Как и в первое посещение, когда я въехал в широкие ворота этой Общины, привезенный сюда И., и сразу же увидел милое, с незабываемой улыбкой доброты лицо Раданды, – так и теперь первый встреченный мною взгляд был взгляд старца. Как только я сошел, на землю, он не дал мне даже склониться перед ним, но, протянув сухонькую ручку к моей голове, поцеловал меня в лоб и сказал:
– Ну вот, ты снова вернулся ко мне, дружок. Много, много кое-чего я тебе расскажу и передам, что велено мне присоединить к твоим знаниям и силам. А о тебе все знаю, хоть и не рассказывай. Мне ты можешь не рассказывать и не проявлять внешними способами своей любви, – заливаясь веселым смехом, продолжал Раданда. – Но что касается другого твоего друга, то уж тут – извини! Никакое мое педагогическое дарование не поможет тебе спастись от его требовательности. Но ты ее извини. Это все же не человек, а только птица, хотя и много умнее тысяч других двуногих братьев, – все так же смеясь, закончил Раданда.
Оторвавшись взглядом от чудесных сияющих глаз старца, я поразился огромностью и блестящей красотой стоявшего рядом с ним Эта. Распустив чудесный золотой хвост, павлин стоял неподвижно, как бы с удивлением вглядываясь в меня и не узнавая меня в моей изменившейся, новой форме. Но, если был поражен моим видом Эта, то не менее был поражен и я тем, что видел над его сиявшей головкой. Я ясно видел там свой портрет таким, каким уехал из Общины Раданды, почти два года назад. Хотя я и тогда уже носил кличку Голиафа, но далеко не достигал тех размеров, до которых я вырос и расширился теперь. И не только этим я поразился. Я видел всю умственную работу моей дорогой птички, которая шла в ряде мелькавших картин. Удивление Эта выразилось в борьбе двух моих образов в его сознании. Он то отказывался признать меня в настоящей форме, то готов был броситься и заключить меня в свои объятия. Наконец, с видом полного непонимания, он повернул свою очаровательную головку к Раданде, требуя у него помощи и объяснения.

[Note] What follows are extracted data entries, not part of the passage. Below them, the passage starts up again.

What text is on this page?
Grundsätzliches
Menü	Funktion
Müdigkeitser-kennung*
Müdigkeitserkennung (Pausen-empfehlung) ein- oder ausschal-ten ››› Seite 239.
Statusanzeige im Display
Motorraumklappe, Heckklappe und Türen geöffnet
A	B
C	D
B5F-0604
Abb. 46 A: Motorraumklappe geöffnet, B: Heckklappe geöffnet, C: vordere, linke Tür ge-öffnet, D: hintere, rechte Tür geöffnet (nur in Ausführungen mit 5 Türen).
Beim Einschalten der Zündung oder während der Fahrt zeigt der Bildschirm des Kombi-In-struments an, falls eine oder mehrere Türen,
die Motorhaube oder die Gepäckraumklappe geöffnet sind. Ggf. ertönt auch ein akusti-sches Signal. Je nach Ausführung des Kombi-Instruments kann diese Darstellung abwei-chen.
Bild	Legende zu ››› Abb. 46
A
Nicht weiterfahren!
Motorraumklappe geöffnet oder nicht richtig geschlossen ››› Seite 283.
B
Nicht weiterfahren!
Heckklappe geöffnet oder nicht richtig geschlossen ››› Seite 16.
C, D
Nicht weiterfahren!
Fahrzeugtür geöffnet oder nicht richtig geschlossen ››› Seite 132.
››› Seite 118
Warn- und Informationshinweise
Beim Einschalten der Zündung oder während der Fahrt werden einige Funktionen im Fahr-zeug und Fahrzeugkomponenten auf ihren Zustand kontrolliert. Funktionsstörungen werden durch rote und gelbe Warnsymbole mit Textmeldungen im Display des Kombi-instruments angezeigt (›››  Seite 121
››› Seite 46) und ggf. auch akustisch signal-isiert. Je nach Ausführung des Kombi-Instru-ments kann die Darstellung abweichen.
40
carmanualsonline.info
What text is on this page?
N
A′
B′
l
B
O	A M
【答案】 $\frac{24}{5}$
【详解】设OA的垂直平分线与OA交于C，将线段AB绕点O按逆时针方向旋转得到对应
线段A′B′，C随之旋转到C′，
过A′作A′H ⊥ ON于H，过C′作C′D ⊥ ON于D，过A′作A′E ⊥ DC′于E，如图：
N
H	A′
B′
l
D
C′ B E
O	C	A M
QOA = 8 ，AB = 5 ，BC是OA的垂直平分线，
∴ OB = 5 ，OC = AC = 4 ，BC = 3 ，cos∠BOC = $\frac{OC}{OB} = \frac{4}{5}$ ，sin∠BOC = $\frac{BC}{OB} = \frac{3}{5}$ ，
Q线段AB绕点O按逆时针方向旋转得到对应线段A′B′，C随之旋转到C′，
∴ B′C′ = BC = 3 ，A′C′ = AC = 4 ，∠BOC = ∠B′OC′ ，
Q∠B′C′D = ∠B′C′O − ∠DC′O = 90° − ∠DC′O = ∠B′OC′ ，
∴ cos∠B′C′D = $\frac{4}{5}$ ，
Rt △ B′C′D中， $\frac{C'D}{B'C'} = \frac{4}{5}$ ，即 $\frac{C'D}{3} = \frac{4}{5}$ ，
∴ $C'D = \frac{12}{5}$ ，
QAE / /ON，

– Ведь вот какой ты, братец мой, Фома неверный, – кротко улыбаясь, сказал Эта старец. – Ведь я тебе каждый день втолковывал, что время летит и сметает прошлое. И не существует этого прошлого. Пока ты все думаешь о человеке, каким он был, он уже давно успел во всем измениться и начисто сам забыл о том, каким был. И верность в том и состоит, чтобы принимать все изменения своего друга и посылать ему любовь и мир. Это и есть он, Левушка, твой друг и хозяин. Тебе бы его приветствовать радостно, а ты стоишь и решаешь вопрос: как это пришел друг в новой форме?
По мере слов Раданды глаза птицы принимали более спокойное выражение. Вдруг среди хаоса борющихся над его головой двух моих фигур блеснул какой-то свет, на мгновение все в нем исчезло и обрисовалась одна, соответствующая моему теперешнему виду фигура. Эта вскрикнул, забыл все условное от хорошей воспитанности и прыгнул мне на руки, охватив крыльями мою голову, стащил с нее и шлем, и капюшон и растрепал мои кудри, точно только их и признавая за истинный отличительный признак своего старого друга.
Как ни был я привычен к большим тяжестям, как ни оценивал я грандиозный для своей породы рост Эта – все же тяжесть его веса меня удивила. Не без труда усадил я моего друга на плечо, и так мне и пришлось нести его до самого дома, потому что я чувствовал, что никакие увещевания и убеждения не заставят его расстаться со мной в эти минуты.